Risco de revolta ameaça frágil recuperação democrática no Haiti

O assassinato do presidente do Haiti, Jovenel Moise, representa mais um duro golpe na combalida democracia haitiana. O violento desfecho do mandato de Moise deixa o país em uma situação delicada, na qual a transição de poder está ameaçada por pressões políticas e sociais, principalmente pelo risco de violência entre a população civil.

Antes mesmo do assassinato, o país vivia uma crise política. Moise chegou ao poder em uma eleição questionada por opositores, que apontaram fraude. Depois disso, o presidente tomou medidas impopulares e autoritárias, como a prisão de opositores e o fechamento do Parlamento, até que, em 2020, passou a governar por decreto. Eleições foram adiadas e protestos de rua pediam a saída de Moise.

Analistas ouvidos pelo Estadão apontam que sua morte violenta fragiliza ainda mais o processo democrático do país, cujas instituições podem não ter força o suficiente para garantir a continuidade do regime constitucional vigente.

“Esse assassinato mostra como as coisas saíram do controle no Haiti. É resultado de uma espiral de violência e falta de controle político, que amplia a instabilidade de um país que já estava instável, criando um quadro tão crítico e volátil que torna difícil prever as repercussões no curto e no médio prazos”, disse Denilde Holzhacker, professora de Relações Internacionais da ESPM-SP.
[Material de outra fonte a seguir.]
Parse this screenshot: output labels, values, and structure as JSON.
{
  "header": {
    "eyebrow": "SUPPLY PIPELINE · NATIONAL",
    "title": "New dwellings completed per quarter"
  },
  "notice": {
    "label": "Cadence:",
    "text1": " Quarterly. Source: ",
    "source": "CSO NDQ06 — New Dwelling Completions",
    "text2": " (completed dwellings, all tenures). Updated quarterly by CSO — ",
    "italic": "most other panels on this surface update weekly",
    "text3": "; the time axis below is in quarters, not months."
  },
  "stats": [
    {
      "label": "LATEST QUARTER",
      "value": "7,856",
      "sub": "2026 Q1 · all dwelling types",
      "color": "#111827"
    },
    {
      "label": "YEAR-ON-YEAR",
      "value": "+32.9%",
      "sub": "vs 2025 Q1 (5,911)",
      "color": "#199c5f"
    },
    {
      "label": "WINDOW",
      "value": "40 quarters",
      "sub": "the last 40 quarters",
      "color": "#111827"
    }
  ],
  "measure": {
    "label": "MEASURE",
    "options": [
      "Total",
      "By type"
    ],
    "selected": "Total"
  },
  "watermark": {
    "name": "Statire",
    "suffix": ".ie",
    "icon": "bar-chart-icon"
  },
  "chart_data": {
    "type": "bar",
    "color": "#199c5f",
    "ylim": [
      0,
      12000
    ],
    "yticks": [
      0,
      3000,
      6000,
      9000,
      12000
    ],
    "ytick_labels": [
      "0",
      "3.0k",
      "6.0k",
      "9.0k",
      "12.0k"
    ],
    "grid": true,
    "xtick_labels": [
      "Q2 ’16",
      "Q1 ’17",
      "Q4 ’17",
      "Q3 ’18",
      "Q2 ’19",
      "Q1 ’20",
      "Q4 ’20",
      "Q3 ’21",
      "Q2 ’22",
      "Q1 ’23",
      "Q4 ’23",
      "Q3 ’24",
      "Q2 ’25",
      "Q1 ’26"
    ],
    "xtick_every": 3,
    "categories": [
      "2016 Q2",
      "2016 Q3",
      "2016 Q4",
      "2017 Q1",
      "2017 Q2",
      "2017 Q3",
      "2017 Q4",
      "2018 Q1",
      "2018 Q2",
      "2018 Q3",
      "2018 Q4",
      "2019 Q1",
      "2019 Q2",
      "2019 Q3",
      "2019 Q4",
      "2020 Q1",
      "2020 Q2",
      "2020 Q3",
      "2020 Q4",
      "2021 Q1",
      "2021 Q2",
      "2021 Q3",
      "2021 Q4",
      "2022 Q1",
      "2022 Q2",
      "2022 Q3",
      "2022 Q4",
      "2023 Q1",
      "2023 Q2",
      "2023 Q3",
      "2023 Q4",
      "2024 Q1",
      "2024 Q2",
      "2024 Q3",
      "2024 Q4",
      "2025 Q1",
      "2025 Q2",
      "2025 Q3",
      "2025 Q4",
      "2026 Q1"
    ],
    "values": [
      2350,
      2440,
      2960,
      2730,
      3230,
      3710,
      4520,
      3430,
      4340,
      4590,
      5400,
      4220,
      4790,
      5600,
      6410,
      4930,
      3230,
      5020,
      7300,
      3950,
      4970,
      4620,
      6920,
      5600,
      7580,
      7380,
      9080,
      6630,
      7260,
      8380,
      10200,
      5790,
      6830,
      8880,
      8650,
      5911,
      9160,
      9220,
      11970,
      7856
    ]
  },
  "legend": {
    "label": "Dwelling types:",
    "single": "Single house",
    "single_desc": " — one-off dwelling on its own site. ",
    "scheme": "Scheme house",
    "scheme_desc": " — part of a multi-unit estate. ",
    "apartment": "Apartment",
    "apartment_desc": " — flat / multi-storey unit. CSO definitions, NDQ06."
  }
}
Três pontos serão cruciais para entender como será a continuidade do poder, segundo a professora: a intensidade da violência desencadeada pela morte do presidente nas ruas; a habilidade da classe política haitiana em coordenar a transição de poder e uma nova convocação de eleições, além da pressão internacional – principalmente do governo americano – quanto à legitimidade das decisões a seguir.

De acordo com Maristela Basso, professora de Direito Internacional e Comparado da Universidade de São Paulo (USP), a investigação policial da morte do presidente também será um aspecto a ser considerado pelos partidos políticos no momento de articulação da transição.

“Do ponto de vista do Estado, a principal preocupação agora é com a transição do poder. Mas, para isso, os líderes que vão conduzi-la vão ter de considerar o que é menos danoso: uma transição rápida, evitando a corrosão das instituições, ou a criação de um governo provisório até que o caso policial seja solucionado”, disse Maristela.

O primeiro-ministro do Haiti, Claude Joseph, decretou estado de sítio de 15 dias para “assegurar a continuidade do Estado”, depois de uma reunião de emergência com o conselho de ministros.

Apesar das dúvidas sobre a continuidade de um processo democrático no país, o professor de Relações Internacionais Rodrigo Gallo, da Fundação Escola de Sociologia e Política de São Paulo (FESPSP), defende que a saída institucional mais sólida seria por meio de um processo eleitoral. No entanto, a projeção do professor é de um cenário menos otimista.

“O Haiti é um país que tem um histórico de eleições marcadas e adiadas. Em uma situação como essa, de país dividido, de grupos que se acusam simultaneamente de corrupção e de fraude, eu acredito que dificilmente eles terão oportunidade para realizar uma eleição democrática e limpa”, analisou.

Gallo – que atualmente conclui uma tese de doutorado sobre a Missão de Paz da ONU, chefiada pelo Brasil, no Haiti – afirma que problemas primários que causam a instabilidade política no país não foram solucionados com a iniciativa internacional, o que contribui para a crise.

“Existem narrativas em disputa, mas o fato é que a ela (missão) foi encerrada e a situação sociopolítica pouco mudou desde então”, disse.

As informações são do jornal O Estado de S. Paulo.